Note - Just because you can make an online dictionary does not mean you should. Before making a dictionary, you must have clear consent from the language community in order to publish a dictionary. For some background on why this is important, please read sections 1 and 2.1 here

Install

It is recommended to install mothertongues using pip. The package name is mothertongues, and as of version 1.0.x it is imported with import mothertongues. The CLI can be run using mothertongues --help.

pip install mothertongues

Quick Start

If you just want to try something out you can use the mothertongues command line to create a configuration and some sample data:

  1. poetry run python3 cli.py new-project
  2. Then run your dictionary: poetry run python3 cli.py build-and-run <YourDictionaryConfigDirPath>/config.mtd.json

Local Install

To install locally you will have to have Git, Python 3.8+, poetry and Node 16+ on your machine. You can then follow these steps:

  1. Clone repo and UI submodule git clone https://github.com/MotherTongues/mothertongues.git --recursive
  2. Build the UI: cd mothertongues/mothertongues-UI && npm install
  3. Build the Python Development version of the UI: npx nx build mtd-mobile-ui --configuration=pydev
  4. Install the Python package: cd .. && poetry install

Usage

In order to create a Mother Tongues Dictionary you will need at least two things:

  • A configuration file for your language/dictionary
  • A configuration file for each source of data

You can find out more about how to create these files against the MTD configuration schema by visiting the guides

Once you have those files, you can either create a dictionary using the command line interface.

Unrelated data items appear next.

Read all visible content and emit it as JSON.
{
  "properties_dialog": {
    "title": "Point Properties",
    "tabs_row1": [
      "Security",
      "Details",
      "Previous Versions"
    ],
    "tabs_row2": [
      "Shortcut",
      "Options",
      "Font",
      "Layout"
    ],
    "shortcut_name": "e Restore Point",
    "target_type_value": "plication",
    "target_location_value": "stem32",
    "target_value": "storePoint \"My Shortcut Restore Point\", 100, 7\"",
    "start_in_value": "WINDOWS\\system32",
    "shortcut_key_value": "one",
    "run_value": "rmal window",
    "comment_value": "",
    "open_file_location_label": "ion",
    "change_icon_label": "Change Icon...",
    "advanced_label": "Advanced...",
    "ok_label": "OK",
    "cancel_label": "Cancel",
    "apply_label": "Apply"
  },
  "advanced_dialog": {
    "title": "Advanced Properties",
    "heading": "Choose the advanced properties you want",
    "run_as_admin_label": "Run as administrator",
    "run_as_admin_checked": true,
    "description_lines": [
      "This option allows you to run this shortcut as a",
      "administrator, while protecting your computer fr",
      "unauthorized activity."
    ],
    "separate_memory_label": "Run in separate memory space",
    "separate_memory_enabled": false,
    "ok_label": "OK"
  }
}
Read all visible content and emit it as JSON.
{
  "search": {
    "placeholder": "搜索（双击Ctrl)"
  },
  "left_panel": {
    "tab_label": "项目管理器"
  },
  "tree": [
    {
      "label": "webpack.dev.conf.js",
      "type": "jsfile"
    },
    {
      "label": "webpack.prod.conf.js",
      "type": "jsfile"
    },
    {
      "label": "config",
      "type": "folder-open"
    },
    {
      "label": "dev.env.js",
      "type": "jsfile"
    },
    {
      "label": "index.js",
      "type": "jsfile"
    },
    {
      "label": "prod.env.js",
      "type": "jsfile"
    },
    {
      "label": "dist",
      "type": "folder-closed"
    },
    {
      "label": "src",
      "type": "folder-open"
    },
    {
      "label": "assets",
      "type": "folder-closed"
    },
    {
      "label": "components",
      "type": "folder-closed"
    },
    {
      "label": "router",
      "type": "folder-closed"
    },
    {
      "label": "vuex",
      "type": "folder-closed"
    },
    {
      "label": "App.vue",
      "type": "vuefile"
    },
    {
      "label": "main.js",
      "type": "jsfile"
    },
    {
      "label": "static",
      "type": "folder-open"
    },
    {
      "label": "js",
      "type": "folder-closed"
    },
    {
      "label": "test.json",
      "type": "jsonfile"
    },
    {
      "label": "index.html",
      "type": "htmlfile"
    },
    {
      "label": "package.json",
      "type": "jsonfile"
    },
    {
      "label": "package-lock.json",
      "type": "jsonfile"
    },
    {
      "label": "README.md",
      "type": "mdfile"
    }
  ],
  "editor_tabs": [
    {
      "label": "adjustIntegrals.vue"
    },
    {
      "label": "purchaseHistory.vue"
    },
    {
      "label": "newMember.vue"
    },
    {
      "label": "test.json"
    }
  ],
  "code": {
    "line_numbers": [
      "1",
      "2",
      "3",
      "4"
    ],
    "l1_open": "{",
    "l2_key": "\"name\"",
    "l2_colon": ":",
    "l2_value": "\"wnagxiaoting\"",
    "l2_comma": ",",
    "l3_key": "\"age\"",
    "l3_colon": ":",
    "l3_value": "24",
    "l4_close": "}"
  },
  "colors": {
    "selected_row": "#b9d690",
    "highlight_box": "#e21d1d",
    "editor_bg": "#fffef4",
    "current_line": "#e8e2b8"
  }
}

The basic workflow for creating a dictionary is as follows:

  1. Fork and clone the mtd-starter
  2. Edit and prepare the repo using your own data
  3. Export your data to a format readable by the Mother Tongues User Interfaces
  4. Add your exported data (dictionary_data.json) from step 3 and then publish your dictionary! 🎉

Improvements

There are a variety of improvements from the legacy mothertongues library. Here are a few of them:

  • The CLI now builds an inverted index over any of your dictionary entry keys and search is conducted on the terms of that index.
  • Results are now ranked by a combination of Edit Distance and OkapiBM25 meaning you're likely to get better results. We sort results by first sorting them based on edit distance - for results with the same edit distance, we then sort them based on their OkapiBM25 score.
  • We use strongly typed configurations to reduce errors when building your dictionary
  • We support two search algorithms out-of-the-box: an unweighted Levenstein search over Levenstein automata (very fast) or a quadratic weighted Levenstein search over the terms of the index (flexible and slower, but still pretty fast).
  • The search algorithm is now optimized for multi-term searches
  • There is a unified normalization strategy between the UI and CLI that allows for performing case normalization, Unicode normalization, removal of punctuation (customizable), arbitrary replace rules, and removal of combining diacritics/accents.
  • There is a built in web-server in the CLI for quickly spinning up a development version of your app mothertongues build-and-run <path_to_language_config>
  • There is an API that serves the MTD JSON schemas and validates your configuration files and dictionary data.
  • The sorter is improved to be able to handle Out of Vocabulary (OOV) characters
  • Parsing JSON is many times faster thanks to @dhdaines

Contributing

If something is not working, or you'd like to see another feature added, feel free to dive in! We please ask that you read the contributing guidelines before submitting any pull requests. Open an issue or submit PRs. Help writing and clarifying documentation is also very welcome.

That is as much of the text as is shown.